Vexillographically these consist usually of a well-known flag design with additional or substituted elements.
António Martins, 20 Nov 2005

We have seen plenty anti-american flags, a few anti-EU, an anti-afghan, probably the anti-israeli one with a swastika.
Jorge Candeias, 20 Nov 2005

Are anti-something (mock and/or derogatory) flags (or flag designs) always political in nature? For example, while a hunting flag is (or may be) not political, is an anti-hunting flag always political?… I’d say it is, based on a (broad) definition of politics.
António Martins, 20 Nov 2005

Yes, I would say that they are too, because those that use them are trying to make a point and influence public policy, albeit sometimes in a broad context and a rather vague manner.
Colin Dobson, 21 Nov 2005

And I’d agree.

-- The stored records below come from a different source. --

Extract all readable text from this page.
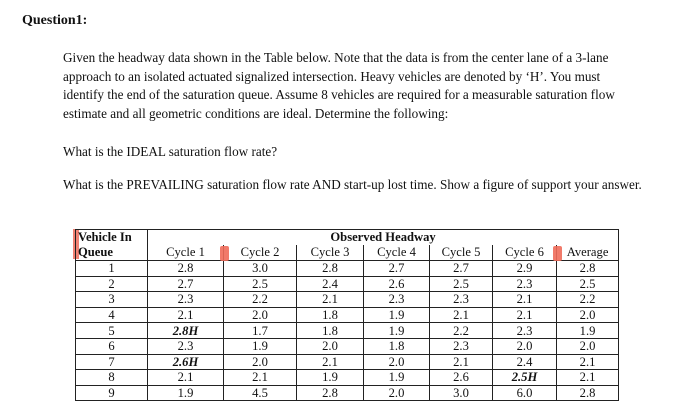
Question1:
Given the headway data shown in the Table below. Note that the data is from the center lane of a 3-lane approach to an isolated actuated signalized intersection. Heavy vehicles are denoted by ‘H’. You must identify the end of the saturation queue. Assume 8 vehicles are required for a measurable saturation flow estimate and all geometric conditions are ideal. Determine the following:
What is the IDEAL saturation flow rate?
What is the PREVAILING saturation flow rate AND start-up lost time. Show a figure of support your answer.
Vehicle In
Queue	Observed Headway						
	Cycle 1	Cycle 2	Cycle 3	Cycle 4	Cycle 5	Cycle 6	Average
1	2.8	3.0	2.8	2.7	2.7	2.9	2.8
2	2.7	2.5	2.4	2.6	2.5	2.3	2.5
3	2.3	2.2	2.1	2.3	2.3	2.1	2.2
4	2.1	2.0	1.8	1.9	2.1	2.1	2.0
5	2.8H	1.7	1.8	1.9	2.2	2.3	1.9
6	2.3	1.9	2.0	1.8	2.3	2.0	2.0
7	2.6H	2.0	2.1	2.0	2.1	2.4	2.1
8	2.1	2.1	1.9	1.9	2.6	2.5H	2.1
9	1.9	4.5	2.8	2.0	3.0	6.0	2.8
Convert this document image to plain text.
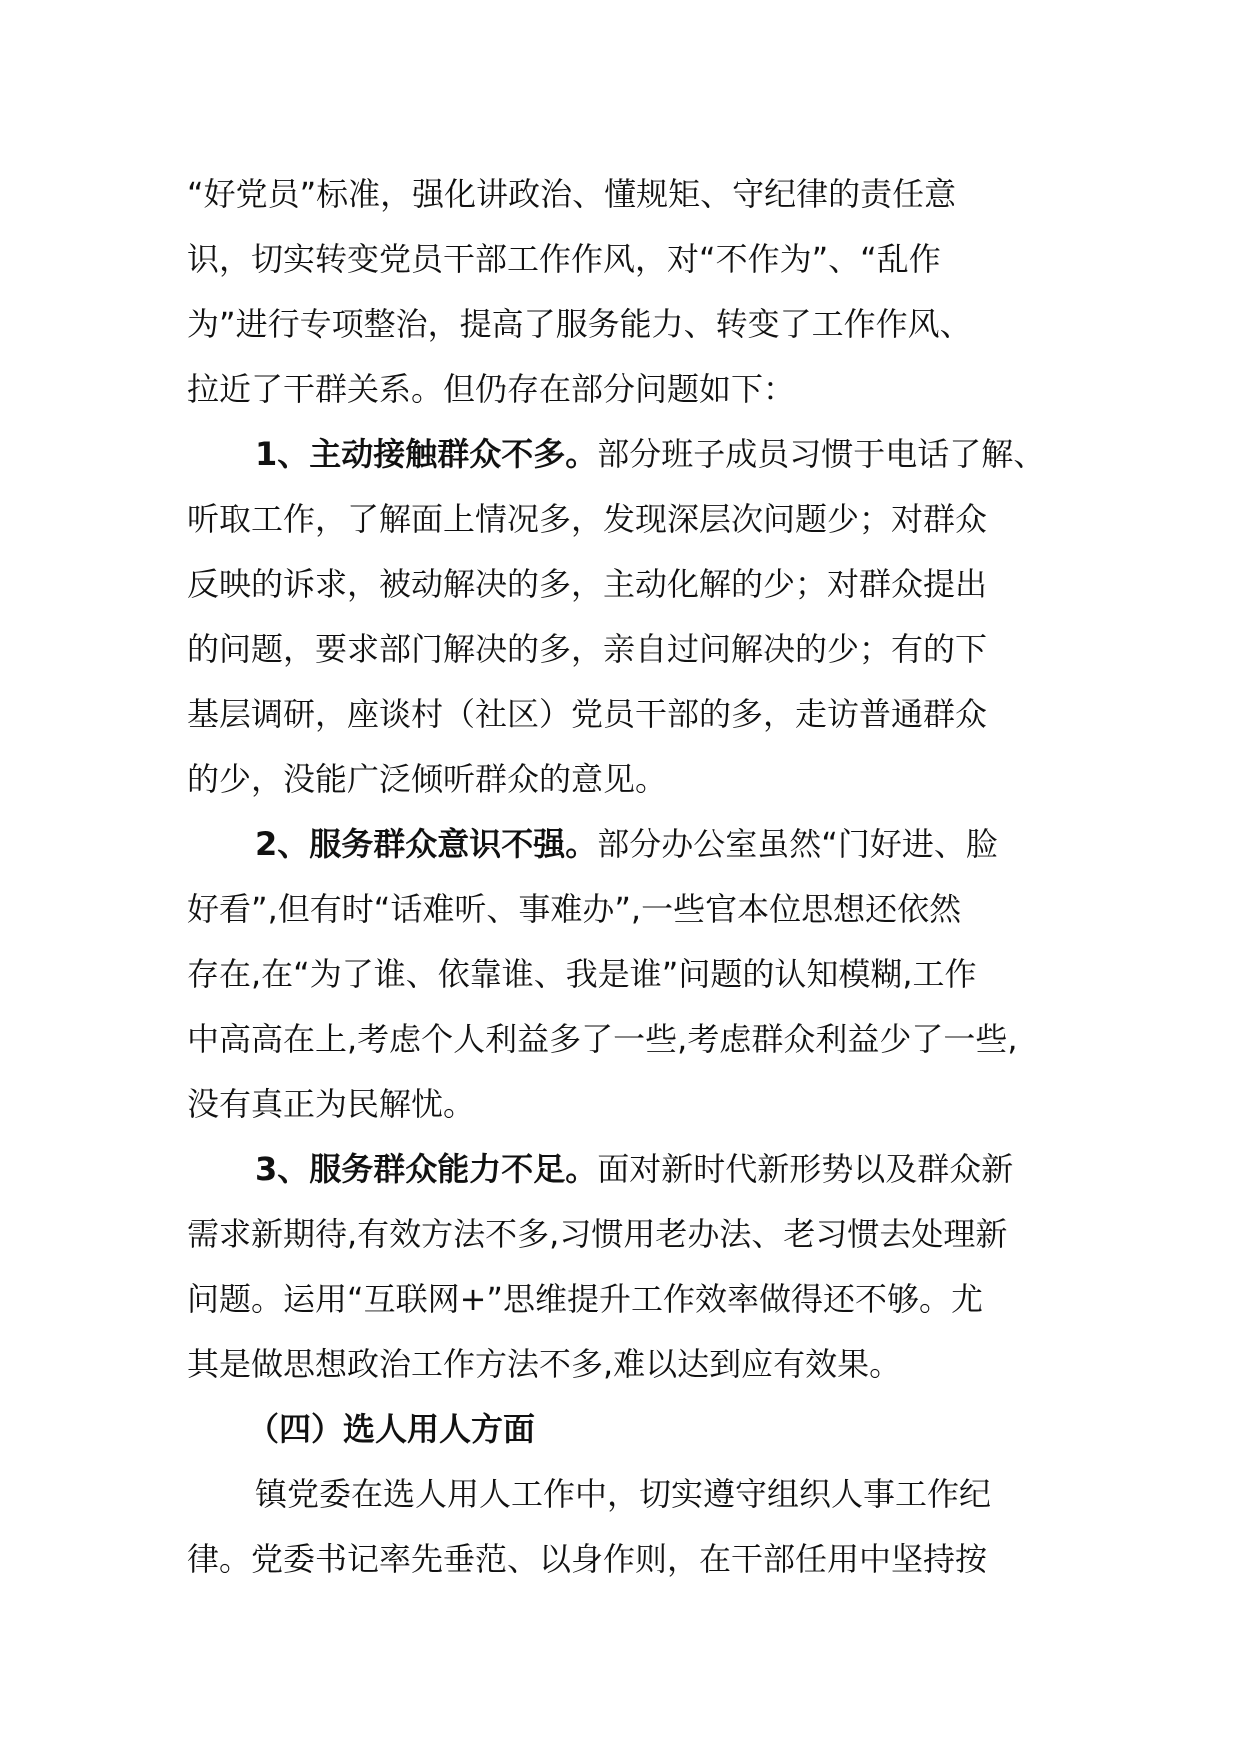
“好党员”标准，强化讲政治、懂规矩、守纪律的责任意
识，切实转变党员干部工作作风，对“不作为”、“乱作
为”进行专项整治，提高了服务能力、转变了工作作风、
拉近了干群关系。但仍存在部分问题如下：
1、主动接触群众不多。部分班子成员习惯于电话了解、
听取工作，了解面上情况多，发现深层次问题少；对群众
反映的诉求，被动解决的多，主动化解的少；对群众提出
的问题，要求部门解决的多，亲自过问解决的少；有的下
基层调研，座谈村（社区）党员干部的多，走访普通群众
的少，没能广泛倾听群众的意见。
2、服务群众意识不强。部分办公室虽然“门好进、脸
好看”,但有时“话难听、事难办”,一些官本位思想还依然
存在,在“为了谁、依靠谁、我是谁”问题的认知模糊,工作
中高高在上,考虑个人利益多了一些,考虑群众利益少了一些,
没有真正为民解忧。
3、服务群众能力不足。面对新时代新形势以及群众新
需求新期待,有效方法不多,习惯用老办法、老习惯去处理新
问题。运用“互联网+”思维提升工作效率做得还不够。尤
其是做思想政治工作方法不多,难以达到应有效果。
（四）选人用人方面
镇党委在选人用人工作中，切实遵守组织人事工作纪
律。党委书记率先垂范、以身作则，在干部任用中坚持按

Because if you oppose something enough to actively protest against it and fly derrogatory flags about it, that means you want that thing supressed or significantly changed and that’s intrinsically political. Derrogatory flags have always a strong political bend. They are flown when people flying them want an entity or activity supressed, its policies changed, new restrictive legislation inforced against it or some other sort of major change about it.

There’s an exception, though: when they are used as jokes. But even in that situation the joke often satirizes political aspects about the target entity or activity. Not always, but often.